Venue for Asean Tourism Forum Changed

Plans to hold a massive regional tourism conference next year at a yet-unfinished conference center in Chroy Changva have been scrapped, tourism and Phnom Penh officials said Sunday.

The Asean Tourism Forum, scheduled for late January, will have to be held in other Phnom Penh facilities, and the conference center, which was to be called the Mekong Confer­ence Center, will have to be used for other meetings in the future, the officials said.

“We [will] just forget about it,” Ministry of Tourism Secretary of State Thong Khon said Thurs­day, referring to the center, which was originally meant to hold exhibition booths and meetings for as many as 1,400 regional guests. Meetings and events for the two forums will now be held in different locations around the city, including the Chaktomuk Theater, the National Cultural Center and the Inter-Continental Hotel, Thong Khon said.

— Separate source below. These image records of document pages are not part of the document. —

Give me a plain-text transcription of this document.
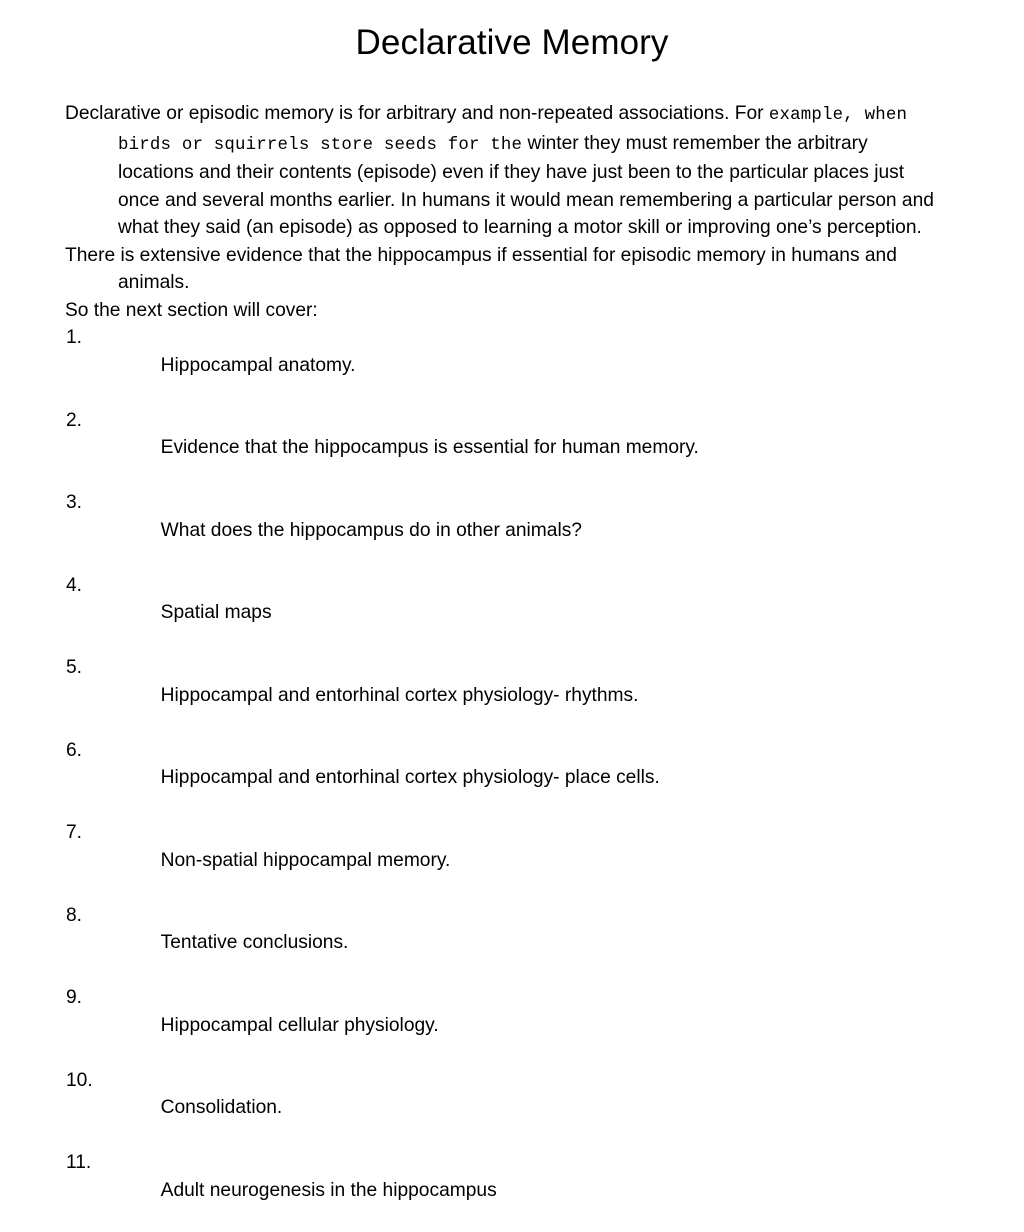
Declarative Memory

Declarative or episodic memory is for arbitrary and non-repeated associations. For example, when birds or squirrels store seeds for the winter they must remember the arbitrary locations and their contents (episode) even if they have just been to the particular places just once and several months earlier. In humans it would mean remembering a particular person and what they said (an episode) as opposed to learning a motor skill or improving one’s perception.

There is extensive evidence that the hippocampus if essential for episodic memory in humans and animals.

So the next section will cover:

1.
Hippocampal anatomy.

2.
Evidence that the hippocampus is essential for human memory.

3.
What does the hippocampus do in other animals?

4.
Spatial maps

5.
Hippocampal and entorhinal cortex physiology- rhythms.

6.
Hippocampal and entorhinal cortex physiology- place cells.

7.
Non-spatial hippocampal memory.

8.
Tentative conclusions.

9.
Hippocampal cellular physiology.

10.
Consolidation.

11.
Adult neurogenesis in the hippocampus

Phnom Penh City Hall and the Ministry of Tourism announced in April 2001 that they would co­operate on the building of the proposed $6 million conference center. Families were moved from Chroy Changva, and river-dredging operations began.

“I think there was not enough time to finish [the center],” Thong Khon said.

Phnom Penh Governor Chea Sophara said the events would be moved. Construction, however,  is progressing in Chroy Changva, and the city is continuing work on the Mekong Conference Center, as well as improving the road, the electric infrastructure and the land around the center, said Mann Chhoeun, director of Cab­inet for the municipality.

“The municipality is still constructing the center, but not for the [tourism] conference,” Mann Chhoeun said.

The city—which provided land to the Ministry of Tourism for the conference hall—will focus now on security for the tourism forum, which will come shortly after an Asean Summit scheduled for November, Chea Sophara said.

Around 8,000 police and military police will be tasked for security, and municipal authorities will ask Phnom Penh residents to be vigilant and report wrong-doing, Chea Sophara said. He would not say whether the Chroy Changva conference center planners had run out of time or whether they had run out of money.

So far, little preliminary construction at Chroy Changva has taken place. The peninsula is now the host to many different food vendors. During last November’s Water Festival, the city ran an inexpensive shuttle from the west bank of the Tonle Sap river to the peninsula, but little more has been developed.

The Asean Tourism Forum is hosted by a different member nation each year as a way to promote tourism venues for international visitors. Senior ministers, heads of tourism associations and journalists are all expected to arrive in January for the conference, Thong Khon said.

The Ministry of Tourism plans to rent out about 300 booths at the National Cultural Center near Hun Sen Park for different “buyers and sellers” in the tourism sector.